Assignment due December 15th
Your final short assignment for our class is open-ended: you may write on anything you’d like that pertains to our class or Shakespeare more broadly. If that thought terrifies you (it scares me a little!), then here are some suggestions about how you can approach this final assignment:
-Extend an of your previous short assignments into a 10-page paper. You can (and perhaps should) revise the portion of the paper that you have already written and add on 4-5 additional pages that further develops your analysis. One of the advantages of this choice is it would give you a draft of a paper that you could potentially present at a conference. There are a number of ways to approach this revision. You could, for instance, add in additional research to Assignment #1 that engages with the scholarly response to the play you were writing about. Alternatively, you could develop Assignment #2 by further analyzing the play and presenting an argument that somehow engages with the ideas in the “critical conversation” you were exploring.
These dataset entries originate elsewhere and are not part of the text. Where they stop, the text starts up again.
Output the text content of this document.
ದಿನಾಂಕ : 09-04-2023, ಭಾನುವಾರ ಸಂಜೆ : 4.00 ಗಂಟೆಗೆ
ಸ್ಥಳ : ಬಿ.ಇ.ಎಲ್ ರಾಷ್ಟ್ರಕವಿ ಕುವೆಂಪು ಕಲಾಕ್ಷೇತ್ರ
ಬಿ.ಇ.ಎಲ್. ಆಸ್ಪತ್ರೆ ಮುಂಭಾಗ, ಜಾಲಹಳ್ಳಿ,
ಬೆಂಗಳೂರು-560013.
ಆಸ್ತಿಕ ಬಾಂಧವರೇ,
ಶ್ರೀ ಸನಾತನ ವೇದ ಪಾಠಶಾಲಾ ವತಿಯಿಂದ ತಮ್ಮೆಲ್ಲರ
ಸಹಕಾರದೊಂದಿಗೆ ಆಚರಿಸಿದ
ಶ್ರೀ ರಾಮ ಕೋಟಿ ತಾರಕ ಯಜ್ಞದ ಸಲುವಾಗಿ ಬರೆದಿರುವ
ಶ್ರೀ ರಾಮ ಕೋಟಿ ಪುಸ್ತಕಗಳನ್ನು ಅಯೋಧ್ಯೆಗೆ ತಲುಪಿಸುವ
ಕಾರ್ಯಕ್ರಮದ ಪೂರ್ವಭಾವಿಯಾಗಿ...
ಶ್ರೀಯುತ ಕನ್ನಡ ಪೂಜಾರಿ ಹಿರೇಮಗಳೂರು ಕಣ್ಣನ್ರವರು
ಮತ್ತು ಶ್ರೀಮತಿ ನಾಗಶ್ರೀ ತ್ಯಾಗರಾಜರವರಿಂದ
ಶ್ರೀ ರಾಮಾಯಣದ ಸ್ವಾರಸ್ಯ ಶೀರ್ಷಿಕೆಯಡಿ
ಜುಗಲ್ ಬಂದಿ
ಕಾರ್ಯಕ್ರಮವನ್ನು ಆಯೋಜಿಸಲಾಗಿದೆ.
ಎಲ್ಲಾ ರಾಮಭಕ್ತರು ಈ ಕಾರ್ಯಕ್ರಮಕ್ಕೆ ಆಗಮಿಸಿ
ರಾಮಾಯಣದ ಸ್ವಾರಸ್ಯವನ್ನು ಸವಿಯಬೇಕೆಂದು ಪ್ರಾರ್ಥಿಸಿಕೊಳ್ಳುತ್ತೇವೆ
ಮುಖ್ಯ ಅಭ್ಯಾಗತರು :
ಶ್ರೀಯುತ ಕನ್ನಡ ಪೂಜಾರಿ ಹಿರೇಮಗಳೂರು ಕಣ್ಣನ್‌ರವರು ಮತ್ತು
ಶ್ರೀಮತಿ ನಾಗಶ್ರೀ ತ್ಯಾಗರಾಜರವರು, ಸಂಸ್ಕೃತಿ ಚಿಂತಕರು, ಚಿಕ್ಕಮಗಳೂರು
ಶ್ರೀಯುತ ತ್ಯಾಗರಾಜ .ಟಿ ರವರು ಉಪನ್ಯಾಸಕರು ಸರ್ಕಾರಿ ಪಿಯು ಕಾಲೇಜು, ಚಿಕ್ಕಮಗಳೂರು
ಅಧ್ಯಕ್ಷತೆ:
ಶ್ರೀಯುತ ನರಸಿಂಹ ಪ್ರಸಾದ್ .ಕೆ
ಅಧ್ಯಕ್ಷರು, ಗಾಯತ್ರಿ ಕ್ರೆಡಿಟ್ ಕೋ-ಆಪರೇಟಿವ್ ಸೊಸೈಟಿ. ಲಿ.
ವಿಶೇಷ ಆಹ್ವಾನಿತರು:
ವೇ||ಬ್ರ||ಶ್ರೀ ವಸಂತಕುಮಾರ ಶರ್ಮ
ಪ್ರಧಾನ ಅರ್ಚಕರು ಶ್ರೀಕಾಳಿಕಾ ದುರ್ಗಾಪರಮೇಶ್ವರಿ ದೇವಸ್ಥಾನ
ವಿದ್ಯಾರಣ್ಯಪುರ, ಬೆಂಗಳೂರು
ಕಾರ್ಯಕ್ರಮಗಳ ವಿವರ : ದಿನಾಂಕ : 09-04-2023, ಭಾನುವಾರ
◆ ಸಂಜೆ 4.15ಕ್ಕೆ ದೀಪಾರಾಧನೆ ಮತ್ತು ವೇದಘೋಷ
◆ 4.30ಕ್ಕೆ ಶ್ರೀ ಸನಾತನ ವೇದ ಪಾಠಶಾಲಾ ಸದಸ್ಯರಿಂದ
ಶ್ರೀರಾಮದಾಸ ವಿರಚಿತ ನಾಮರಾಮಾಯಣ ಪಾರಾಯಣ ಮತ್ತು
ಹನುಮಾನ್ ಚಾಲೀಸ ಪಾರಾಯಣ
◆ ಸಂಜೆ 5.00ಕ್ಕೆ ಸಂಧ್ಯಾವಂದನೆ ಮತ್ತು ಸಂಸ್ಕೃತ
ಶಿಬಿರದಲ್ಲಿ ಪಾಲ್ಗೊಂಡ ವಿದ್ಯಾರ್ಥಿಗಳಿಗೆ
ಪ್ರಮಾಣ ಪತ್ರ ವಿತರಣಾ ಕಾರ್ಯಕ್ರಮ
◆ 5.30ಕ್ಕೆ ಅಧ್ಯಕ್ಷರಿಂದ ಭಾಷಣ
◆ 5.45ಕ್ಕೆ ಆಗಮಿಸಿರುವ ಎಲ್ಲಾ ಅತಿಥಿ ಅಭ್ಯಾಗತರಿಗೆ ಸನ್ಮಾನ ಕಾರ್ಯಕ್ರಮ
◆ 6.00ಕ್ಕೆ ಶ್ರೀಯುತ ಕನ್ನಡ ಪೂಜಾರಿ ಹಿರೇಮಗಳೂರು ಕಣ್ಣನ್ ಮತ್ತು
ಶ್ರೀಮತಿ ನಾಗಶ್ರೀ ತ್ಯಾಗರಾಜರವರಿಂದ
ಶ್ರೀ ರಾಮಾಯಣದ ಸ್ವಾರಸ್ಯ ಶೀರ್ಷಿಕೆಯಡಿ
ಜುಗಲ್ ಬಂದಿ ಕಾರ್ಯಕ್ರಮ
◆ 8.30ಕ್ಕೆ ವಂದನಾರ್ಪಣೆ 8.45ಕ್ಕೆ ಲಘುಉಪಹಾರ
-Take on the question of presentism vs. historicism in a reading of one of our plays from the term. You might decide that you’d like to do a deep historicist reading of the play, or that you want to emulate one of the critical approaches we saw in our readings this semester.
-Develop an idea or argument that came up in one of our seminar discussions that you find interesting and would like to pursue further. I am also open to experimentation for this final assignment. We have seen several examples this semester of professional scholarly writing, including personal essays, essays that address current events and social issues, and even scholarly calls to action. If any of this work has moved you please feel free to adapt it into your own voice through this assignment.
Whatever you choose to do, you should incorporate some kind of research, strive as best as you can to make a compelling argument in your paper, and format your final draft using our style guide.